The Use Of Aversives In Dog Training

I write quite a lot about ‘positive-only’ training methods. Clicker training for example. These are methods which avoid the use of aversives completely. And people sometimes ask me if I ever ‘correct’ my own dogs.

The answer is yes. I do. Though not as much as I used to. And not whilst I am clicker training. I’ll explain a bit more below.

So why do people use aversives in dog training?  Is it because they are incompetent, cruel, or both?  Perhaps we should first define an aversive…


What is an aversive

An aversive is something the dog does not like.  An aversive could be a loud noise.  A puff of air.  A hefty smack.  A verbal rebuke.  And so on.    An aversive is not necessarily painful.

An aversive must be unpleasant enough to deter the dog from its undesirable behaviour,  or it is not really an aversive for that dog.   The trainer’s choice of aversive will vary  (or should do) depending on the temperament of the dog.  And my personal belief is that aversives should be largely avoided with small puppies.

If you watch dog training shows on the television,  there are a number that use aversives on the ‘bad dogs’ that have been selected for a dramatic ‘cure’.   Lead jerks,  rattle bottles, spray collars and even electric collars have all been featured on well-known TV shows in recent months.    You may also be aware that there is a fair amount of opposition to the use of such methods.


Why do trainers use aversive?

Many trainers use aversives because that is how they learnt to train dogs.   The methods that they use are successful, and they simply have not learned to use positive-only techniques.  Others are sceptical about the effectiveness of positive-only methods or find them difficult to master.


Why do some trainers object to aversive?

At one time, not so many years ago,  dogs were not particularly well treated.  Training methods were often harsh and aggressive.   For the most part, we have thankfully moved on since then.   The pendulum has now rather swung the other way and there are a fair number of trainers that train entirely without the use of aversives.   Some are vociferous in their opposition to the use of aversives in animal training,  believing that it is immoral and unacceptable to ‘upset’ animals during training.


Disadvantages of using aversives

One problem with aversives is that they can potentially be taken too far.   In theory, it is a fairly fine line between upsetting a dog just sufficiently to prevent him from repeating behaviour and upsetting him so much that he becomes fearful of offering any new behaviours at all.

In practice,  an experienced trainer can keep on the right side of this line without too much difficulty,  and the vast majority of dogs recover from any ill effects within seconds of being corrected.

Another problem with the use of aversives is that they disrupt the calm atmosphere which is so beneficial to dog training.  No matter how relaxed and calm you may be when your dog misbehaves,  if you have to physically correct him,  you are likely to feel less calm afterwards,  and your dog is likely to be more excitable as a result.



In discussions on aversive, you will often find them all ‘lumped together’ by those that avoid them in training.  I think many people find this confusing because there is such a vast difference in their eyes between a gruff verbal rebuke and a thrashing.

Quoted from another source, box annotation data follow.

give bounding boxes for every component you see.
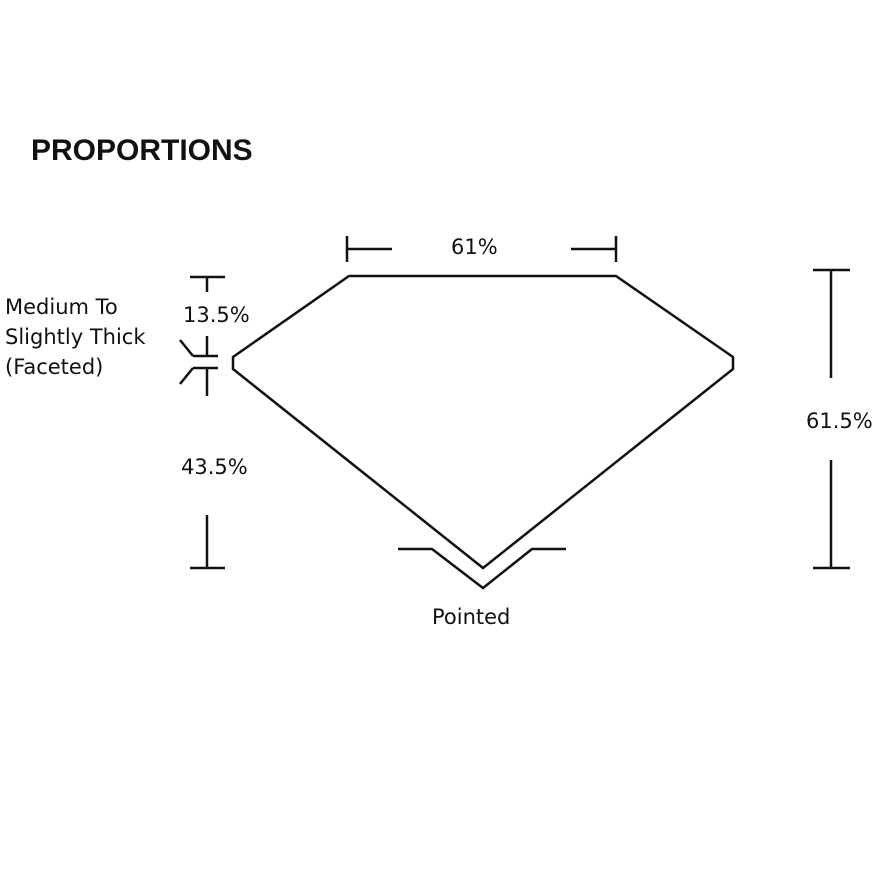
total-depth-label: 61.5% [806,409,873,433]
table-label: 61% [451,235,498,259]
culet-marker [398,547,566,590]
crown-pavilion-dimension [179,275,225,570]
crown-height-label: 13.5% [183,303,250,327]
page-title: PROPORTIONS [31,134,253,167]
depth-dimension [813,268,850,570]
girdle-line: Slightly Thick [5,325,146,349]
table-dimension [345,236,618,262]
girdle-line: (Faceted) [5,355,104,379]
culet-label: Pointed [432,605,511,629]
pavilion-depth-label: 43.5% [181,455,248,479]
girdle-line: Medium To [5,295,118,319]
gem-outline [231,274,735,570]
girdle-label: Medium To Slightly Thick (Faceted) [5,292,146,382]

I, therefore, use the term ‘corrections’ to distinguish aversives that most people would consider moderate and reasonable forms of punishment,  including verbal rebukes,  physically re-positioning a dog, etc.

Most trainers that use some aversives in this way, myself included do not believe that their use is harmful to the dog in any way.

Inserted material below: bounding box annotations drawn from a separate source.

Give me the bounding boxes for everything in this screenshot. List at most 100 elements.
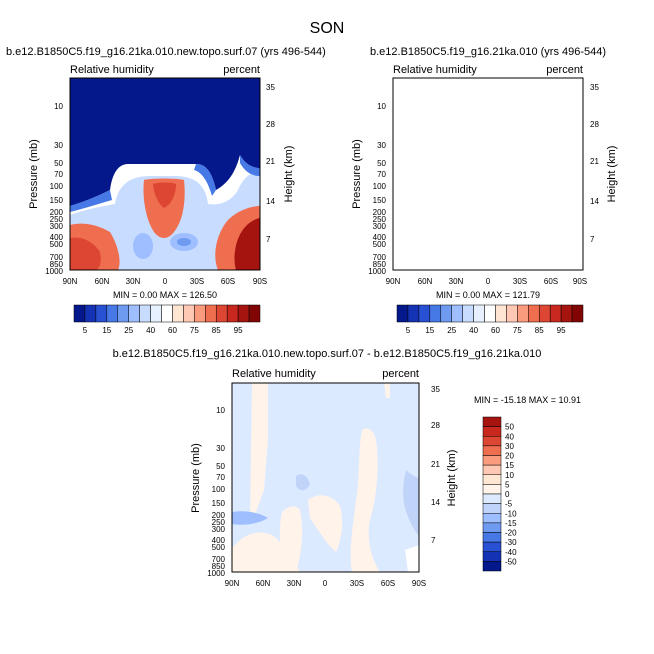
y-tick-label: 200	[50, 208, 64, 217]
x-tick-label: 90N	[225, 579, 240, 588]
colorbar-swatch	[482, 522, 502, 533]
colorbar-right: 5 15 25 40 60 75 85 95	[396, 304, 584, 335]
y2-axis-label: Height (km)	[606, 146, 618, 203]
y-tick-label: 50	[377, 159, 386, 168]
y-tick-label: 250	[212, 518, 226, 527]
colorbar-label: 60	[168, 326, 177, 335]
colorbar-label: 75	[190, 326, 199, 335]
y-tick-label: 200	[373, 208, 387, 217]
diff-negative-region-2	[232, 511, 268, 525]
x-tick-label: 60N	[418, 277, 433, 286]
panel-right-y2ticks: 35 28 21 14 7	[590, 83, 599, 244]
colorbar-swatch	[429, 304, 442, 323]
colorbar-swatch	[506, 304, 518, 323]
humidity-moist-nh	[393, 224, 443, 270]
y-tick-label: 10	[216, 406, 225, 415]
humidity-dry-upper	[70, 78, 260, 206]
humidity-band-60	[393, 170, 583, 270]
colorbar-label: 40	[146, 326, 155, 335]
colorbar-swatch	[128, 304, 140, 323]
colorbar-swatch	[418, 304, 431, 323]
colorbar-label: -10	[505, 509, 517, 518]
y-tick-label: 30	[377, 141, 386, 150]
panel-right-title: b.e12.B1850C5.f19_g16.21ka.010 (yrs 496-…	[370, 46, 606, 58]
y-tick-label: 700	[212, 555, 226, 564]
colorbar-label: -20	[505, 529, 517, 538]
colorbar-label: -30	[505, 538, 517, 547]
y-tick-label: 250	[373, 215, 387, 224]
colorbar-swatch	[482, 416, 502, 427]
humidity-band-25-b	[517, 164, 539, 196]
colorbar-label: 40	[505, 432, 514, 441]
humidity-moist-itcz-core	[476, 183, 499, 209]
colorbar-label: 0	[505, 490, 510, 499]
panel-left-title: b.e12.B1850C5.f19_g16.21ka.010.new.topo.…	[6, 46, 326, 58]
y-tick-label: 500	[50, 240, 64, 249]
y-tick-label: 150	[50, 196, 64, 205]
panel-left: b.e12.B1850C5.f19_g16.21ka.010.new.topo.…	[6, 46, 326, 335]
humidity-band-25-c	[563, 155, 583, 176]
colorbar-swatch	[117, 304, 129, 323]
colorbar-swatch	[549, 304, 562, 323]
humidity-moist-sh-core	[234, 218, 260, 270]
colorbar-swatch	[172, 304, 184, 323]
humidity-dry-pocket-2-core	[177, 238, 191, 246]
y-tick-label: 700	[50, 253, 64, 262]
humidity-moist-itcz-core	[153, 182, 176, 208]
y-tick-label: 200	[212, 511, 226, 520]
y-tick-label: 70	[216, 473, 225, 482]
panel-right-stats: MIN = 0.00 MAX = 121.79	[436, 290, 540, 300]
panel-right: b.e12.B1850C5.f19_g16.21ka.010 (yrs 496-…	[351, 46, 618, 335]
humidity-moist-sh	[538, 206, 583, 270]
y-tick-label: 400	[50, 233, 64, 242]
y-tick-label: 250	[50, 215, 64, 224]
humidity-moist-itcz	[466, 179, 507, 239]
y-axis-label: Pressure (mb)	[190, 443, 202, 513]
colorbar-swatch	[84, 304, 97, 323]
diff-negative-region-3	[296, 474, 310, 491]
colorbar-swatch	[150, 304, 162, 323]
colorbar-swatch	[517, 304, 529, 323]
colorbar-swatch	[237, 304, 250, 323]
y-tick-label: 300	[373, 222, 387, 231]
y-tick-label: 1000	[207, 569, 225, 578]
x-tick-label: 90S	[573, 277, 587, 286]
colorbar-label: 5	[406, 326, 411, 335]
colorbar-swatch	[484, 304, 496, 323]
colorbar-label: -50	[505, 557, 517, 566]
colorbar-swatch	[215, 304, 228, 323]
y2-tick-label: 21	[590, 157, 599, 166]
y2-tick-label: 7	[590, 235, 595, 244]
y-tick-label: 850	[212, 562, 226, 571]
humidity-dry-upper	[393, 78, 583, 206]
humidity-band-25	[70, 190, 112, 212]
x-tick-label: 60S	[544, 277, 558, 286]
y-tick-label: 1000	[368, 267, 386, 276]
x-tick-label: 0	[163, 277, 168, 286]
colorbar-swatch	[194, 304, 206, 323]
colorbar-label: -15	[505, 519, 517, 528]
humidity-dry-pocket-1	[456, 233, 476, 259]
y-tick-label: 70	[377, 170, 386, 179]
colorbar-swatch	[95, 304, 108, 323]
y-tick-label: 100	[50, 182, 64, 191]
panel-diff-variable-label: Relative humidity	[232, 368, 316, 380]
colorbar-swatch	[482, 445, 502, 456]
panel-diff: b.e12.B1850C5.f19_g16.21ka.010.new.topo.…	[113, 348, 581, 588]
humidity-moist-sh-core	[557, 218, 583, 270]
humidity-moist-nh-core	[70, 237, 101, 270]
x-tick-label: 30S	[513, 277, 527, 286]
y-tick-label: 1000	[45, 267, 63, 276]
y2-tick-label: 35	[431, 385, 440, 394]
colorbar-swatch	[482, 551, 502, 562]
colorbar-label: 20	[505, 452, 514, 461]
y2-tick-label: 35	[590, 83, 599, 92]
colorbar-label: 15	[102, 326, 111, 335]
panel-diff-frame	[231, 382, 420, 573]
panel-diff-y2ticks: 35 28 21 14 7	[431, 385, 440, 545]
diff-positive-region-6	[384, 383, 390, 398]
colorbar-swatch	[482, 474, 502, 485]
colorbar-swatch	[528, 304, 540, 323]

Advantages in using aversives

Aversives provide the dog with information.  They let him know when he has made a mistake.   There are some aspects of advanced dog training where the provision of this extra information through the use of aversives can significantly shorten the training process.    This is normally in situations where it is very difficult to prevent the dog from rewarding himself for bad behaviour.

Teaching hunting dogs to drop into a sit position the moment they see a live animal ‘flushed’ from cover is one example.  This is a crucial behaviour in a working gundog,  essential for control and safety.

Even at a more basic level,  using aversives thoughtfully and appropriately can speed up the training process.

You will sometimes hear those that completely oppose the use of aversives state that aversives do not work.  This is unhelpful and misleading,  and because it is not true,  it tends to put off those traditional trainers that might otherwise be interested in learning more about positive-only training.


Training without aversives

Even if a dog trainer continues to use aversives in the future,  learning positive-only techniques is highly likely to reduce their frequency and severity and improve their skill and timing permanently

Learning how to train without the use of aversives is one of the most enjoyable and mind-expanding activities a dog trainer can engage in.   If you have never tried it,  I highly recommend that you have a go.  You could start by clicker training a simple skill such as teaching a dog to stand on a coloured square or to touch a target.  This just gives you a feel for you the process works,  and won’t interfere with any of your dog’s established behaviours.

If you decide to give it a go, I would love to hear how you get on!